Entrar en el guion de Chen y Benítez es sumergirse de cabeza en esas producciones de serie B que en el nacimiento de los efectos digitales aspiraban a que sus locuras rivalizaran con las películas de gran presupuesto de Hollywood. Eso, llevado al cómic, habla de unas pretensiones ambiciosas en cuanto a la creación del universo que estamos viendo pero a la vez modestas en la construcción de la historia. Los tópicos no son un obstáculo, sino que se interpretan como una oportunidad de que el lector lo pase bien. Lo que en un cómic de una gran editorial podría incluso ser un problema, aquí es una vía de escape para el delirio fantástico que se propone ejecutar. Y funciona con sus limitaciones más autoimpuestos que reales, con la certeza de que este es un guion escrito con su ejecución visual no ya en mente sino sobre la mesa. Y con el aderezo de encontrar un escenario más realista de lo habitual en los 90, porque aquí no hay una modelo de proporciones imposibles en el papel principal, sí en el de las muchas villanas que vemos, aunque veamos adolescentes de exagerado atractivo visual para la edad que se supone que tienen, apropiándose Wraithborn de esas ideas noventeras de teórico éxito. Toda la fantasía que se construye en torno a eso fluye adecuadamente, con sus lógicas concesiones narrativas para que en estos seis números de extensión haya un carnaval grotesco suficiente.
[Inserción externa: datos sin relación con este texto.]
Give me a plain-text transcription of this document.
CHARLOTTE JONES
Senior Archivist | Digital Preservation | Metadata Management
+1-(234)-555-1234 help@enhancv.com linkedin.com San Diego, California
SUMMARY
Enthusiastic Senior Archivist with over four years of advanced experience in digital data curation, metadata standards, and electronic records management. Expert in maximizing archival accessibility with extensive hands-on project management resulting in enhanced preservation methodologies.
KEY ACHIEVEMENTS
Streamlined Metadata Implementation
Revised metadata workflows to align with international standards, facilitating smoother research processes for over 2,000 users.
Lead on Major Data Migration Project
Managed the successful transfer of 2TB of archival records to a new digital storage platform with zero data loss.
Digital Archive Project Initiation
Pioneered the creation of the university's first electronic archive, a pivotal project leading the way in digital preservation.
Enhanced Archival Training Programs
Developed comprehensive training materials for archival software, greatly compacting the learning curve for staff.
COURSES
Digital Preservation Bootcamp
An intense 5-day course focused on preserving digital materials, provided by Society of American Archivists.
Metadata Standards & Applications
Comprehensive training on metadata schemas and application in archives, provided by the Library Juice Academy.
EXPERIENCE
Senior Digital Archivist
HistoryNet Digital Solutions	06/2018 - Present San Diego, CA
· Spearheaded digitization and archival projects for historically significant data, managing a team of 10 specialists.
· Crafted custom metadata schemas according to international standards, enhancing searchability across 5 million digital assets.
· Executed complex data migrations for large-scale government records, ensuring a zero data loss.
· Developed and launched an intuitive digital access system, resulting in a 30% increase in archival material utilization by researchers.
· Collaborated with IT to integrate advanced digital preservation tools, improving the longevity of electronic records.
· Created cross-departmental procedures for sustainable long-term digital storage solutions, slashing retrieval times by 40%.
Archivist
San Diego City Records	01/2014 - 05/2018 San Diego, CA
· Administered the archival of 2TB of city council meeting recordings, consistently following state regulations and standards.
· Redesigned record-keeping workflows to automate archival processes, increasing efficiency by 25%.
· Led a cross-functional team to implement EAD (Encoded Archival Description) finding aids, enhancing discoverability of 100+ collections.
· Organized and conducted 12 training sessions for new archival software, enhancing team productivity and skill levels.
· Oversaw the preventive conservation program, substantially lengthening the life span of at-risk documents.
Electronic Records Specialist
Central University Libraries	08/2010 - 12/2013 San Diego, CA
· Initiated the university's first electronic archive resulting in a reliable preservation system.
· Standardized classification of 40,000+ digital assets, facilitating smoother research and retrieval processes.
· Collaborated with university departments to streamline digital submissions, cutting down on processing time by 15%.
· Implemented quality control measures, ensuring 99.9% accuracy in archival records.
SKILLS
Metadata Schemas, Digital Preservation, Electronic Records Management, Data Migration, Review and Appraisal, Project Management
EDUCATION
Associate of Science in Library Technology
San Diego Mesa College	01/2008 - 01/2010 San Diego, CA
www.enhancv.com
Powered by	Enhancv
Benítez, está muy cómodo dibujando todo esto, asumiendo ese legado de Witchblade y sus acólitos sin miedo alguno a parecer un tebeo antiguo, aunque estemos hablando de un periodo de hace dos décadas. Wraithborn es un tebeo de poses, de diseños imposibles, y no solo hablamos de las proporciones anatómicas de hombres musculosos y mujeres curvilíneas, sino también del vestuario o de las criaturas que vemos en acción. Y siendo así, es inevitable pensar que es un cómic pensado y ejecutado para que el lector tenga esas ideas en mente. Quizá hemos llegado a ese punto en el que la nostalgia de los años 90 puede interpretarse como algo positivo, pero lo cierto es que Wraithborn sabe entretener. Sí, dentro de sus parámetros, con la idea de que tenemos un personaje con un recorrido más amplio de lo que vemos en esta historia, y desde luego asumiendo y asimilando que sus limitaciones no parecen más que herramientas narrativas que se utilizan a conciencia. Desde luego, no es un cómic que engañe, muy al contrario, se muestra exactamente como lo que es, un festival de fantasía oscura que conjuga lo más turbio y siniestro con lo más atractivo y sensual a la manera de lo que hace no tanto tiempo quiso consolidarse como la apuesta prioritaria del cómic americano y de los grandes nombres que se creyeron por encima de las grandes editoriales.
El volumen incluye los seis números de Wraithborn, publicados originalmente por Benitez Productions entre febrero y agosto de 2016. El único contenido extra son las cubiertas originales.